Il secondo conflitto, invece, è interno al format. Per decenni c’è stato un singolo campionato invernale dove mettersi in mostra: la Toyota Racing Series. Da alcuni anni, nel frattempo, i paesi arabi hanno trovato proprio nei campionati invernali la nicchia in cui inserirsi. Così, ad una Toyota Racing Series che nel frattempo si trasforma in Formula Regional Oceania, si contrappone una Formula Regional Middle East. Il Medio Oriente si avvantaggia della sua posizione geografica: i piloti europei lo scelgono. La cultura motoristica di Australia e Nuova Zelanda, però, è tale da permettere alla serie oceanica di sopravvivere anche solo con piloti locali. Tra loro emergono comunque alcuni giovani talenti.
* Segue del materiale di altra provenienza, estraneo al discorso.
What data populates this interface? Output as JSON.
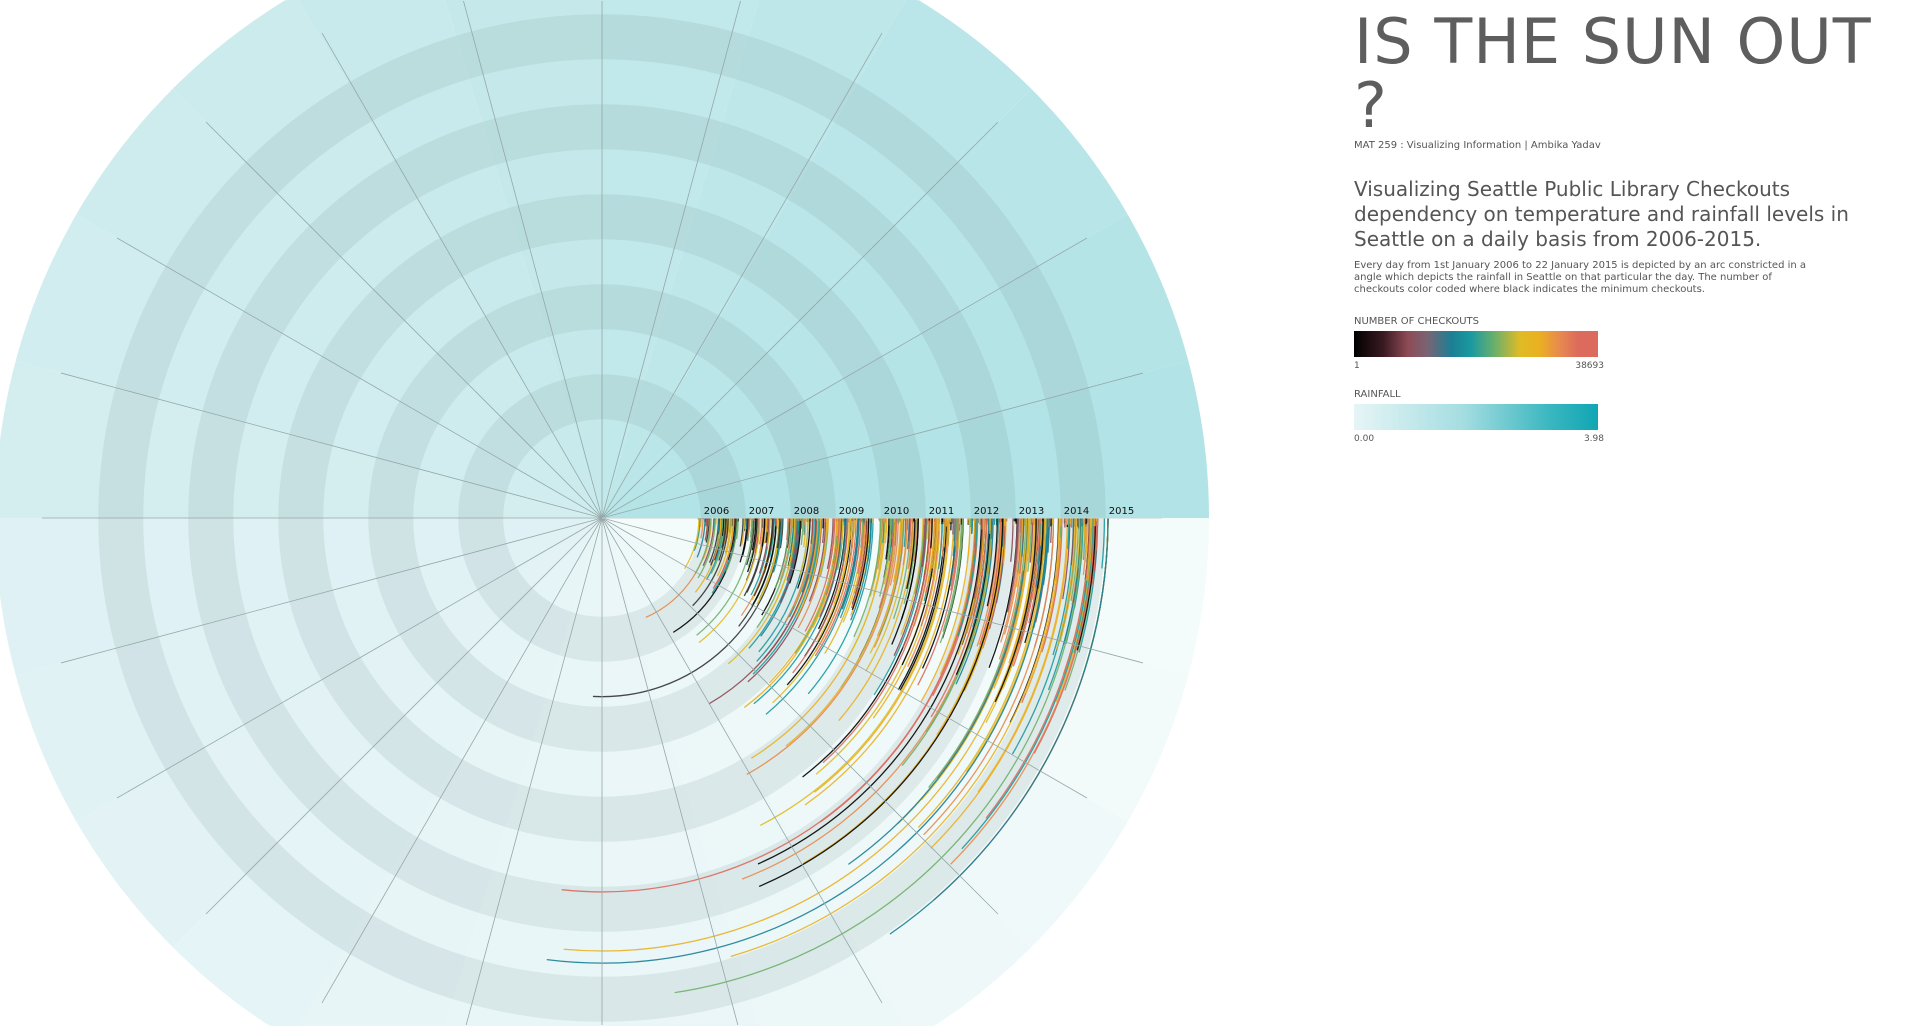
{
  "header": {
    "title": "IS THE SUN OUT ?",
    "credit": "MAT 259 : Visualizing Information | Ambika Yadav",
    "subtitle": "Visualizing Seattle Public Library Checkouts dependency on temperature and rainfall levels in Seattle on a daily basis from 2006-2015.",
    "description": "Every day from 1st January 2006 to 22 January 2015 is depicted by an arc constricted in a angle which depicts the rainfall in Seattle on that particular the day. The number of checkouts color coded where black indicates the minimum checkouts."
  },
  "legends": {
    "checkouts": {
      "title": "NUMBER OF CHECKOUTS",
      "min": "1",
      "max": "38693",
      "colors": [
        "#000000",
        "#8e4a55",
        "#1b7f94",
        "#eab021",
        "#dc6a5d"
      ]
    },
    "rainfall": {
      "title": "RAINFALL",
      "min": "0.00",
      "max": "3.98",
      "colors": [
        "#e6f5f6",
        "#0fa6b3"
      ]
    }
  },
  "chart_data": {
    "type": "radial-arc",
    "years": [
      "2006",
      "2007",
      "2008",
      "2009",
      "2010",
      "2011",
      "2012",
      "2013",
      "2014",
      "2015"
    ],
    "date_range": [
      "1st January 2006",
      "22 January 2015"
    ],
    "arc_angle_encodes": "rainfall",
    "arc_color_encodes": "number of checkouts",
    "checkouts_range": [
      1,
      38693
    ],
    "rainfall_range": [
      0.0,
      3.98
    ],
    "spokes": 24
  }
}
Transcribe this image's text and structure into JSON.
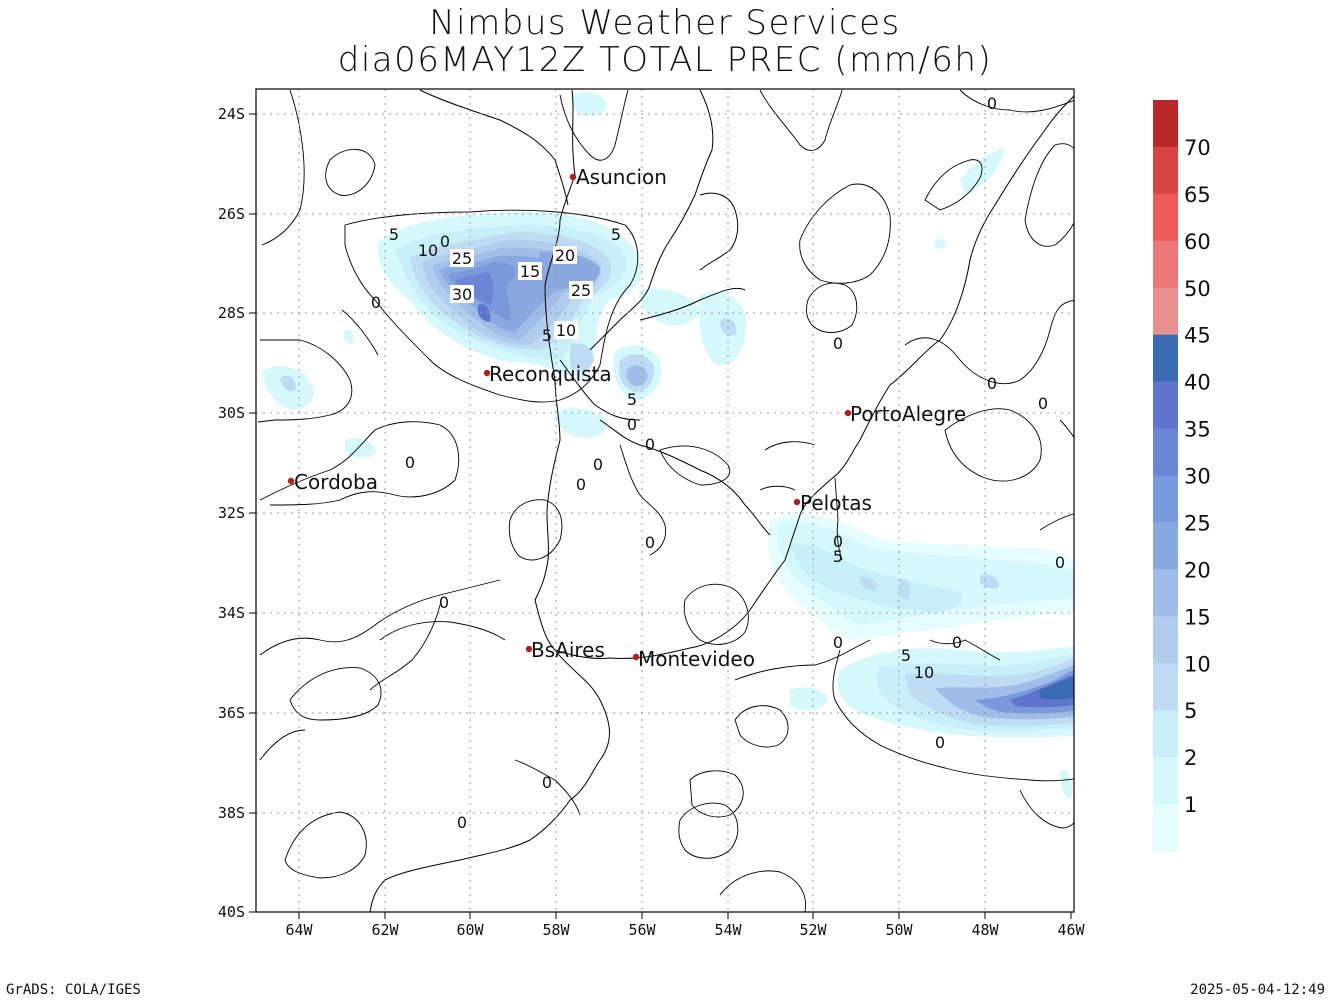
{
  "title": {
    "line1": "Nimbus Weather Services",
    "line2": "dia06MAY12Z TOTAL PREC (mm/6h)"
  },
  "axes": {
    "lat_labels": [
      "24S",
      "26S",
      "28S",
      "30S",
      "32S",
      "34S",
      "36S",
      "38S",
      "40S"
    ],
    "lon_labels": [
      "64W",
      "62W",
      "60W",
      "58W",
      "56W",
      "54W",
      "52W",
      "50W",
      "48W",
      "46W"
    ]
  },
  "colorbar": {
    "levels": [
      "1",
      "2",
      "5",
      "10",
      "15",
      "20",
      "25",
      "30",
      "35",
      "40",
      "45",
      "50",
      "60",
      "65",
      "70"
    ],
    "colors": [
      "#e6fdff",
      "#d4f8fc",
      "#c8eff8",
      "#bedbf3",
      "#b0cdee",
      "#9fbde8",
      "#8ba9e1",
      "#7a98dc",
      "#6b86d5",
      "#5e74cf",
      "#3a6ab2",
      "#e89090",
      "#ea7878",
      "#ec5a5a",
      "#d94444",
      "#b82a2a"
    ]
  },
  "cities": [
    {
      "name": "Asuncion",
      "lon": -57.6,
      "lat": -25.3
    },
    {
      "name": "Reconquista",
      "lon": -59.6,
      "lat": -29.2
    },
    {
      "name": "Cordoba",
      "lon": -64.2,
      "lat": -31.4
    },
    {
      "name": "PortoAlegre",
      "lon": -51.2,
      "lat": -30.0
    },
    {
      "name": "Pelotas",
      "lon": -52.3,
      "lat": -31.8
    },
    {
      "name": "BsAires",
      "lon": -58.6,
      "lat": -34.7
    },
    {
      "name": "Montevideo",
      "lon": -56.1,
      "lat": -34.9
    }
  ],
  "contour_labels": [
    "0",
    "5",
    "10",
    "15",
    "20",
    "25",
    "30"
  ],
  "footer": {
    "left": "GrADS: COLA/IGES",
    "right": "2025-05-04-12:49"
  }
}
Il terzo e più importante duello però si ha con la Formula 3. Nata da un rebranding della GP3, doveva essere la terza serie FIA, l’ultima intercontinentale. Di fatto, almeno fino ad ora, è sempre stata un campionato europeo. Proprio a causa di un calendario incentrato sul Vecchio Continente, presto i piloti iniziano a desiderare di salire più in fretta in F3, saltando la Regional che nel tempo diventa sempre più “accessoria”. In questo processo, le Academy e i manager hanno un ruolo fondamentale nel cercare di portare i giovani piloti alla Formula 1 il più velocemente possibile.
La Formula Regional sta morendo?
Se dovessimo rispondere brevemente a questa domanda, si potrebbe argomentare che tutte le formule cadette, per definizione, sono destinate a rimodellarsi e reinventarsi continuamente per adattarsi alle categorie maggiori. Di conseguenza, la Formula Regional prima o poi dovrà per forza lasciare spazio a nuovi format.
La vera domanda da porsi è se il sistema delle Regional è sostenibile. A distanza di sette anni dall’annuncio, si sta riproponendo una situazione analoga a quella di partenza. Le serie FIA, infatti, non riescono a soddisfare la domanda. Questo favorisce la creazione di campionati esterni con regolamenti paragonabili e la competitività interna per portare i nomi migliori nella propria “regione”.
Alla lunga, la combinazione di questi due fattori ha portato alla percezione delle Regional come elementi di disturbo più che di formazione. Sicuramente parliamo ancora di campionati rilevanti, che molti scelgono comunque di correre, ma se confrontiamo la situazione attuale ai primi anni, è chiaro che la spinta unificatrice della Formula Regional sta andando a spegnersi.
Ci vorranno probabilmente diversi anni prima di essere obbligati a rivedere queste strutture, ma, memori delle esperienze passate, possiamo dire che siamo poco dopo l’intervallo di un film già visto.